Nevertheless, there is a major difference between Furtwangler’s conducting and that of the other great conductors specialising in Brahms’s music. I propose to make a comparison: on the one hand Furtwangler, and on the other two of the greatest interpreters of Brahms in the second half of the twentieth century, Carlos Kleiber and Evgeny Mravinsky. 

What we notice in the first two cases is that we are dealing with finely chiselled interpretations. Brahms’s symphonic music has a great relief, a music that seems to call for sculpture more than painting. Yet Furtwangler ties the phrases together and seems to stretch the music horizontally as well as vertically, whereas the two previous interpretations seem to stretch vertically first. 

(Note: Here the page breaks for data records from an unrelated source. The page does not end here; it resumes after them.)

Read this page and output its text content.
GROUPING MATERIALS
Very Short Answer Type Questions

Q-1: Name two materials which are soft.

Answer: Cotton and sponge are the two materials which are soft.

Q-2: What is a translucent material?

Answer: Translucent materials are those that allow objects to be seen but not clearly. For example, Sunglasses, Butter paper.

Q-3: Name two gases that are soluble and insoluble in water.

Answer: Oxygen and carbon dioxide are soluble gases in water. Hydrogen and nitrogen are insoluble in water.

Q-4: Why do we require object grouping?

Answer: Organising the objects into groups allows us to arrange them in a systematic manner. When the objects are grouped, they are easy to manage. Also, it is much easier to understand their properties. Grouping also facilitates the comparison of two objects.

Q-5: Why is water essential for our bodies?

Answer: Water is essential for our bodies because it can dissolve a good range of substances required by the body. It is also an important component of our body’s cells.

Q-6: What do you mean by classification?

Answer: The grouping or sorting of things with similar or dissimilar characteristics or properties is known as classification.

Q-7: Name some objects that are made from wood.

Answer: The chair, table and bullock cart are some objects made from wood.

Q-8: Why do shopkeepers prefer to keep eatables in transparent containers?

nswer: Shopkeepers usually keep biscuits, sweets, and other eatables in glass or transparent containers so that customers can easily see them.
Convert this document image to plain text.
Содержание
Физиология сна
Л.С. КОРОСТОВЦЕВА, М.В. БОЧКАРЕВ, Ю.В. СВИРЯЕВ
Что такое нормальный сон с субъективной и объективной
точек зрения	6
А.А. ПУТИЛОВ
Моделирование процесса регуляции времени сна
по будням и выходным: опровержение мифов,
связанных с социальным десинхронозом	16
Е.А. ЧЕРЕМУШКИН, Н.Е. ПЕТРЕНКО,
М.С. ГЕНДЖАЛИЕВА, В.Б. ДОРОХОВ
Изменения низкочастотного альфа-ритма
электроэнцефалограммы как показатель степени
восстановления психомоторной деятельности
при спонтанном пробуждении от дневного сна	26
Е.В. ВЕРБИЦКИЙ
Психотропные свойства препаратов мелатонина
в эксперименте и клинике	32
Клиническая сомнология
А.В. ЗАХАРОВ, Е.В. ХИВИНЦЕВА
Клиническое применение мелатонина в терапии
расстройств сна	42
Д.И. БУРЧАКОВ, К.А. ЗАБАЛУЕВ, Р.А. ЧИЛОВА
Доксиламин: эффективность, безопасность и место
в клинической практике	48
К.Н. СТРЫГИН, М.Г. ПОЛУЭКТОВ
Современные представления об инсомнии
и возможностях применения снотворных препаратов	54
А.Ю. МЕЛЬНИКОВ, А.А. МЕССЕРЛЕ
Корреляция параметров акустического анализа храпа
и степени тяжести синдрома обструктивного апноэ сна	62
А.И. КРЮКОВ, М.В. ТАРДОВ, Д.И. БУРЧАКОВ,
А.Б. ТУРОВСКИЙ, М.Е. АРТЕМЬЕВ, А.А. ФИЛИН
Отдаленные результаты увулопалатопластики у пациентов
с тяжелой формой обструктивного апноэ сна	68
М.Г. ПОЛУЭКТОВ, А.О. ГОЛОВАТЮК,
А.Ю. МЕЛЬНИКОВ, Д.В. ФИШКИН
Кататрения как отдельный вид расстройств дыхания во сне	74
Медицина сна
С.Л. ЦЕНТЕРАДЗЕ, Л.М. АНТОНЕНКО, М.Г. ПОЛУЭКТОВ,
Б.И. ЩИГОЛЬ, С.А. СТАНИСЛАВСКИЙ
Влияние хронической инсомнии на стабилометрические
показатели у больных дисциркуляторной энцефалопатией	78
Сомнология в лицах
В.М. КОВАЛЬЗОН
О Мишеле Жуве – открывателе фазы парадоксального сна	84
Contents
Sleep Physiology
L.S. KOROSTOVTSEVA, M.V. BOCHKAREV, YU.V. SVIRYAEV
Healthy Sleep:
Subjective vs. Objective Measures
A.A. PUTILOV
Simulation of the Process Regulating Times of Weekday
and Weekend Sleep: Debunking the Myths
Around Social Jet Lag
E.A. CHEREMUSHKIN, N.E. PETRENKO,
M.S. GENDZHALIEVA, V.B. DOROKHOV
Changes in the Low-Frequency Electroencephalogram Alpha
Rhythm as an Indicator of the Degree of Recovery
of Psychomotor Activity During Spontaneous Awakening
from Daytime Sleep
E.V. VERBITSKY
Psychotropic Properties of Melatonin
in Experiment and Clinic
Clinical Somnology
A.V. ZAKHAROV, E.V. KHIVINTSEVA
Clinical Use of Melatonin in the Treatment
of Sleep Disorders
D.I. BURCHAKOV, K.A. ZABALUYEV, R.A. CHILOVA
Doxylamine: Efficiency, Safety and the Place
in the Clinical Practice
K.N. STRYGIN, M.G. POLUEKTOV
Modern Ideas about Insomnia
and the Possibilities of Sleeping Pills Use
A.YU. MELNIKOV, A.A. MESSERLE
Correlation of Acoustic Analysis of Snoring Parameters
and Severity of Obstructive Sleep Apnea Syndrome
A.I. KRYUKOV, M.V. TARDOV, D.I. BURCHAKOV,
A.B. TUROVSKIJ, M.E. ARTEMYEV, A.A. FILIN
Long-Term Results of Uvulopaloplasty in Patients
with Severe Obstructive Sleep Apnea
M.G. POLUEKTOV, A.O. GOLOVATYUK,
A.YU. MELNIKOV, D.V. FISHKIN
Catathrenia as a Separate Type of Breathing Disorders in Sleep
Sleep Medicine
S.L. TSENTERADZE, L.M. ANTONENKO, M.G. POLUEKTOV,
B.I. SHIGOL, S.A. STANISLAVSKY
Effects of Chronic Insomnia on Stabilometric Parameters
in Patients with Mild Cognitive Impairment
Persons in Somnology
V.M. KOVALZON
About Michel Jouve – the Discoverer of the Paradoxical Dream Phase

Furtwangler’s Brahms is bound together with true lyricism. Its expressiveness is embodied in the phrase, which takes on a relief in its entirety, in its unity. Here, the music is shaped by the unity of the work, and coherence comes from the whole. There is a perpetual evolution here, almost a permanent transition. 

Where Kleiber and Mravinsky let the listener guess where they wanted their interpretation to take them, Furtwangler’s interpretation, with its expressive, lyrical brushstrokes, allows the listener to really go into the unknown. Of course Furtwangler knows where he’s going – even if his interpretation often depended on the moment, always varying from one evening to the next, for example – but the listener doesn’t, because the music seems to be created in front of him. Furtwangler always remembered that interpretation had to be conceived in terms of its effect on the listener, that what mattered was what the listener perceived – hence the great differences, really major differences, in the same works between Furtwangler’s live recordings and his studio recordings. This linking of the interpretation primarily to the audience’s perception obviously helps to develop the whole tragic dimension of Brahms’s music, what might almost be called the violence of uncertainty, which is particularly evident in the finale of the Fourth Symphony, for example in a live performance in Wiesbaden in 1949.